По ночам ветер выл так громко и протяжно, что, когда он стихал, мы вздрагивали. На мгновение прекращали скрипеть ставенные петли выгоревшей столовой на углу, будто подкрадывался хищник, и мы в ужасе съеживались, как испуганные зверюшки. Сами ставни в ноябре пустили на дрова. В Ленинграде не осталось ни щепочки. Все деревянные вывески, доски от парковых скамеек, половицы из разбитых домов – все сгорело в чьих-то буржуйках. И голубей не было. Их ловили и варили в растопленном льду с Невы.

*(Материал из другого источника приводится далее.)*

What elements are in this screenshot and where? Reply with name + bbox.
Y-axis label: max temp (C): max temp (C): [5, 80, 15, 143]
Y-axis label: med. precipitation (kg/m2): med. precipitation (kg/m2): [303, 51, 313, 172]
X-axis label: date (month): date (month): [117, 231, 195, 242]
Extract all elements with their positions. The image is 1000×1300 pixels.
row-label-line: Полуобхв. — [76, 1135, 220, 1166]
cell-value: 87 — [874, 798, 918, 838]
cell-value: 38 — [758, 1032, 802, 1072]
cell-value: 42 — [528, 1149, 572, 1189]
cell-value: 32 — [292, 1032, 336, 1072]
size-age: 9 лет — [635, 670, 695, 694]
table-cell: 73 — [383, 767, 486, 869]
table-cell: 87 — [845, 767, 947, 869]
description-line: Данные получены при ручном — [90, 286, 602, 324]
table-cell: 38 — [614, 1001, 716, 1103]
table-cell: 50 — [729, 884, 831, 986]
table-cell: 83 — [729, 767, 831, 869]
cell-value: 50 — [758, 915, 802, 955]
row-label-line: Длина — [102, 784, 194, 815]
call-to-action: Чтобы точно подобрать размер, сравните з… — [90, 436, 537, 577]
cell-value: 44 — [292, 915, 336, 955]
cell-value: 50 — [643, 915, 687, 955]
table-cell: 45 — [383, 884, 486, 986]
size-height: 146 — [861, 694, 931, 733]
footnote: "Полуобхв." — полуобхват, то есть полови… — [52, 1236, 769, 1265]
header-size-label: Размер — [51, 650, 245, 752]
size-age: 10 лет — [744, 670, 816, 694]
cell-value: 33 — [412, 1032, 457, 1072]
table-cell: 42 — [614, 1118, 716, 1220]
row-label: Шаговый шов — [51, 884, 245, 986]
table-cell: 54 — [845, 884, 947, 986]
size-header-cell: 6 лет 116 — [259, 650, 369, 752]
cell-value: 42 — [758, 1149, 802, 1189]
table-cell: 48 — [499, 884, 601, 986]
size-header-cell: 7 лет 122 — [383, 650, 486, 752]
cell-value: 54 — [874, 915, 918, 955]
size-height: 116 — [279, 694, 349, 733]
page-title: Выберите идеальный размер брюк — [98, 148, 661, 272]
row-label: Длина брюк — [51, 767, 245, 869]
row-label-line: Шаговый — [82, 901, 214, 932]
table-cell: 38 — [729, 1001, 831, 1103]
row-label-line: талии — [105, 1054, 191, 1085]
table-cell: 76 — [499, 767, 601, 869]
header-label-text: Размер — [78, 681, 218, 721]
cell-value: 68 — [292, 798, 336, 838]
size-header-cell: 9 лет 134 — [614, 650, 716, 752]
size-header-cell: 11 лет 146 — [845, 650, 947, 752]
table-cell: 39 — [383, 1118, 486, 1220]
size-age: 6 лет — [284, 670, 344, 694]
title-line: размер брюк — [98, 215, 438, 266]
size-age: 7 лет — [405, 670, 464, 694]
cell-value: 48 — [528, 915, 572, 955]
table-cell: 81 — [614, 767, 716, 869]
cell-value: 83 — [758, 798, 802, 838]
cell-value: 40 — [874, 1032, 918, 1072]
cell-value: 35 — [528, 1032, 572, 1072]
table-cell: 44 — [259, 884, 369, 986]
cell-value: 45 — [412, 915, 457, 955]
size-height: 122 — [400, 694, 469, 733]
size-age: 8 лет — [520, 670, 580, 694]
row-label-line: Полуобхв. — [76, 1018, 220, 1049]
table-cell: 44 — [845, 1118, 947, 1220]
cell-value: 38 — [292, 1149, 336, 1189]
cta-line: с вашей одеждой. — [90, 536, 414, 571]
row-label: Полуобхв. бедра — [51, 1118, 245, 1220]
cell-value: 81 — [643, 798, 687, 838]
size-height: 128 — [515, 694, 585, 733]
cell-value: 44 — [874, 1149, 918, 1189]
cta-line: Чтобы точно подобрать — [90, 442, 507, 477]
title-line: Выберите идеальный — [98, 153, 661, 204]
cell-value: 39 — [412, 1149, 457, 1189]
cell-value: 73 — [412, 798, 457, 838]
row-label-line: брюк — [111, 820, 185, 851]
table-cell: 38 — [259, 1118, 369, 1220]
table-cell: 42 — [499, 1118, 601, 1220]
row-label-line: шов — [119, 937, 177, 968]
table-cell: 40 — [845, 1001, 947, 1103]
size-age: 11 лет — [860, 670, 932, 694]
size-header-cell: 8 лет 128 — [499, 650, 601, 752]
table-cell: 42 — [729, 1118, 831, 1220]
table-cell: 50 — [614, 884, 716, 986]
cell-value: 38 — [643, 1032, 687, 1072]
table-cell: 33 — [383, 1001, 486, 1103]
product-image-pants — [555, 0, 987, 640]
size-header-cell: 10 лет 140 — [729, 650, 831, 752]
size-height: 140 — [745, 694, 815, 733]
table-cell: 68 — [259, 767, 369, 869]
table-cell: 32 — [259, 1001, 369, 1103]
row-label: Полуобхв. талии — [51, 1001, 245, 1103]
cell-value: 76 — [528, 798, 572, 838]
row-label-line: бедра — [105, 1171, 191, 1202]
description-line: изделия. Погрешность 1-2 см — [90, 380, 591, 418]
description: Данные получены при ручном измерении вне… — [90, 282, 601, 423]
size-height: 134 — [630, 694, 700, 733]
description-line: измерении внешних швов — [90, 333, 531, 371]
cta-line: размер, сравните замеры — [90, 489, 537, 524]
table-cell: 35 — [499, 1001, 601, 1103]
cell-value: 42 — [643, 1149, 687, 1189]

Подумаешь, голубю шею свернуть. С кошками и собаками трудней. В октябре ходили слухи: мол, кто-то зажарил домашнюю шавку и разрезал на четверых, поужинать. Мы смеялись и качали головами – не верили. А сами себя спрашивали: если с сольцой, вкусно ли? Соли еще хватало. Все уже закончилось, но соль у нас еще была. К январю про то, что собак едят, уже знали наверняка. Только тем, у кого где-то была «рука», удавалось кормить домашних животных.
Ходило две теории о толстых и худых. Кое-кто утверждал, будто у довоенных толстых сейчас больше шансов выжить: неделя без еды не сделает из толстяка скелета. Другие говорили: тощие больше привыкли мало есть, поэтому шок голодания перенесут легче. Я поддерживал последних – чисто из своекорыстия. Сам с рождения был недомерком. Носатый, черноволосый, на роже словно черти горох молотили. Скажем прямо, незавидный улов для девчонок. А от войны прямо похорошел. Другие усыхали вместе с остатками карточек: до гитлеровского нашествия выглядели цирковыми силачами, а теперь полчеловека осталось. Мне же терять было нечего – никакой мускулатуры. Как землеройка: вокруг динозавры валятся, а она знай себе промышляет. Так и я был сложен для лишений.
Перед Новым годом я сидел на крыше Дома Кирова. Я в нем жил с пяти лет. До 34-го, когда Кирова убили, названия у дома не было, а потом сразу полгорода в честь Сергей Мироныча переименовали. Я сидел на крыше и смотрел, как под низкими тучами роятся толстые серые аэростаты заграждения, ждут бомбардировщиков. В это время года солнце в небе – всего часов шесть, да и то скачет с востока на запад, поджав хвост. Каждую ночь по три часа мы вчетвером дежурили на крыше, вооружившись ведрами с песком, железными щипцами и лопатами, закутавшись во все рубашки, свитера и пальто – во все, что могли отыскать. Следили за небом. Мы были пожарниками. Немцы решили, что брать город штурмом выйдет накладно, поэтому нас окружили, собираясь уморить всех голодом, разбомбить нас, выжечь.
До войны в Доме Кирова жили тысяча сто человек. К Новому году осталось около четырехсот. Большинство мелюзги эвакуировали еще до того, как немцы в сентябре замкнули кольцо. Мать и сестренка Таисия уехали в Вязьму к нашему дядьке. Вечером накануне отъезда я поцапался с матерью – единственная наша с ней ссора… Вернее, это был тот единственный раз, когда я матери ответил. Она, само собой, требовала, чтобы я ехал с ними, подальше от войны, в самую глубь страны, куда не долетят фашистские бомбардировщики. Только я решил: из Питера – ни ногой. Я мужчина, я буду защищать свой город, стану Александром Невским двадцатого века. Ну, может, я думал не настолько нелепо. Но излагал я веско: если все годные и трудоспособные сбегут, Ленинград падет перед фашистами. А без Ленинграда, без Города Рабочих, которые делают танки и винтовки для Красной армии, – что Советскому Союзу останется?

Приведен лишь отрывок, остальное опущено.